Oszczędności na Senacie nie będzie. Fot. Paweł Małecki / Agencja Gazeta
Jak poinformował marszałek, liczba senatorów miałaby się zwiększyć ze 100 do 102. – Dodatkowi dwaj senatorowie mieliby być przedstawicielami Polonii – stwierdził marszałek podczas uroczystości wręczania nagród Świadek Historii w Warszawie. Jeden z nich byłby senatorem z Zachodu, a drugi ze Wschodu.

O powiększenie Senatu mieli podobno postulować uczestnicy tegorocznego Zjazdu Polonii i Polaków z Zagranicy. Według Karczewskiego, taki krok to symboliczna zmiana i "akt dziękczynny" za odzyskanie przez Polskę niepodległości w 1918 roku.

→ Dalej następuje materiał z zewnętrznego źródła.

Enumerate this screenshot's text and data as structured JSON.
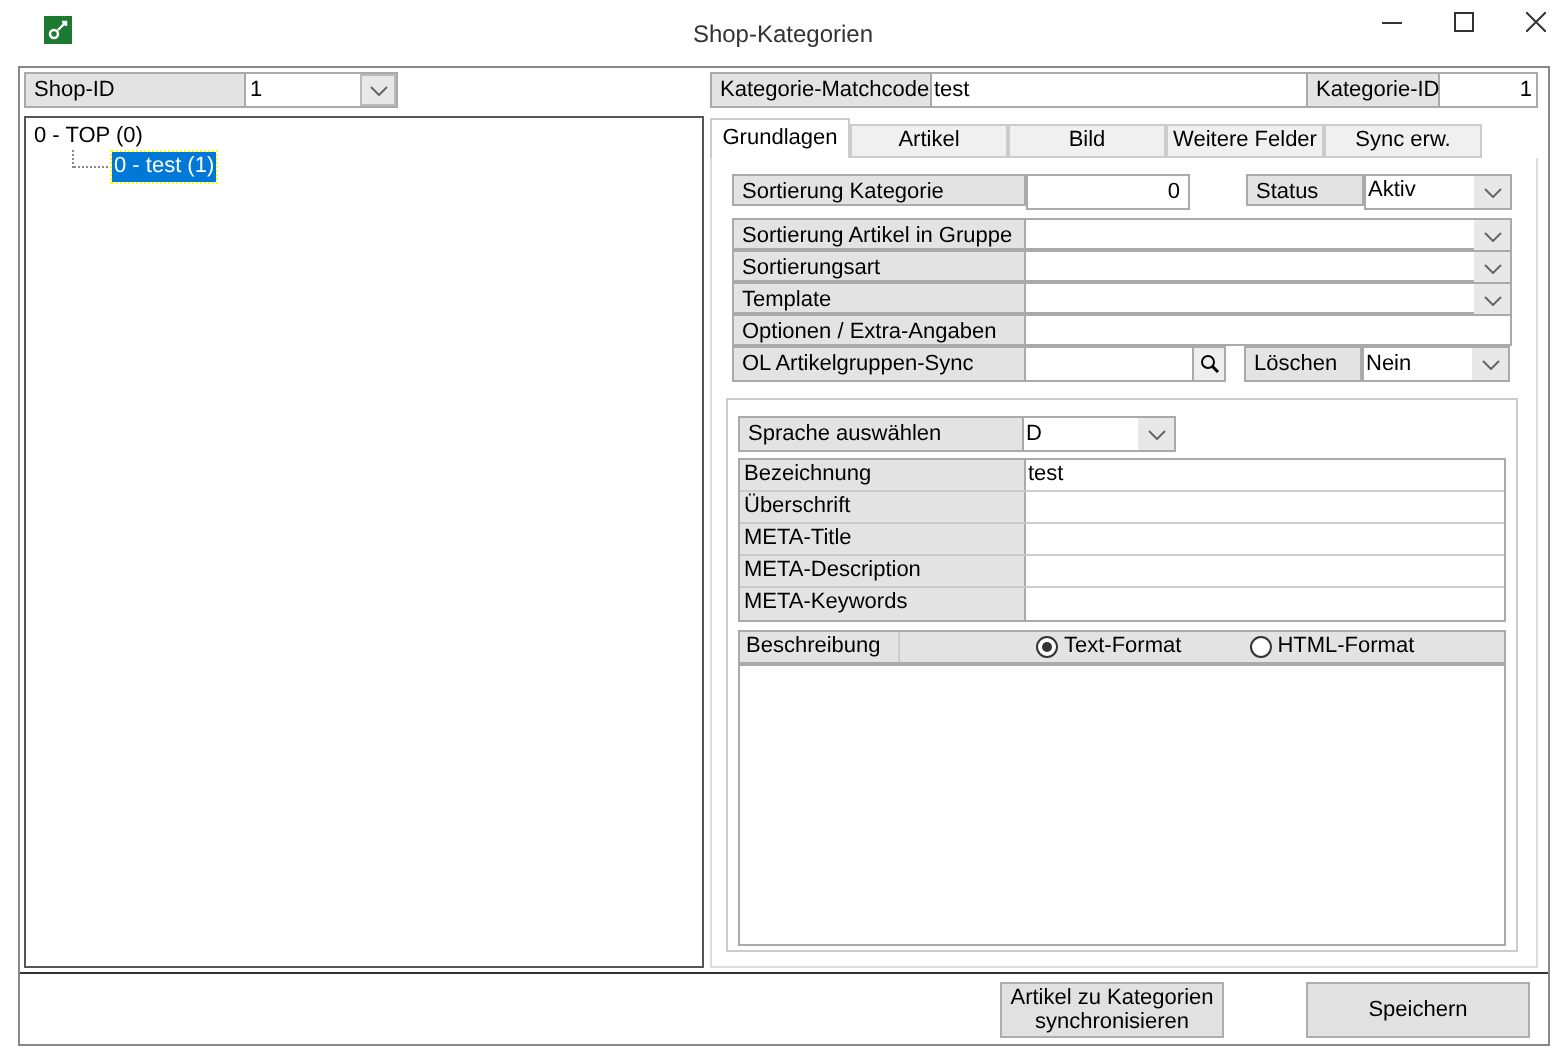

Jak sugeruje marszałek, pomysł ten wcale nie jest w powijakach. Stanisław Karczewski powiedział, że "rozpoczynają się prace na zmianą konstytucji" w tym zakresie. Nie wiadomo jednak, na jakim etapie obecnie jest ten pomysł.


Przypomnijmy, kilkakrotnie już (głównie za rządów Platformy Obywatelskiej) podnoszono temat całkowitej likwidacji Senatu. Miałoby to dać oszczędności kilkuset milionów złotych rocznie. Nigdy jednak nie podjęto zaawansowanych prac nad taką zmianą ustawy zasadniczej.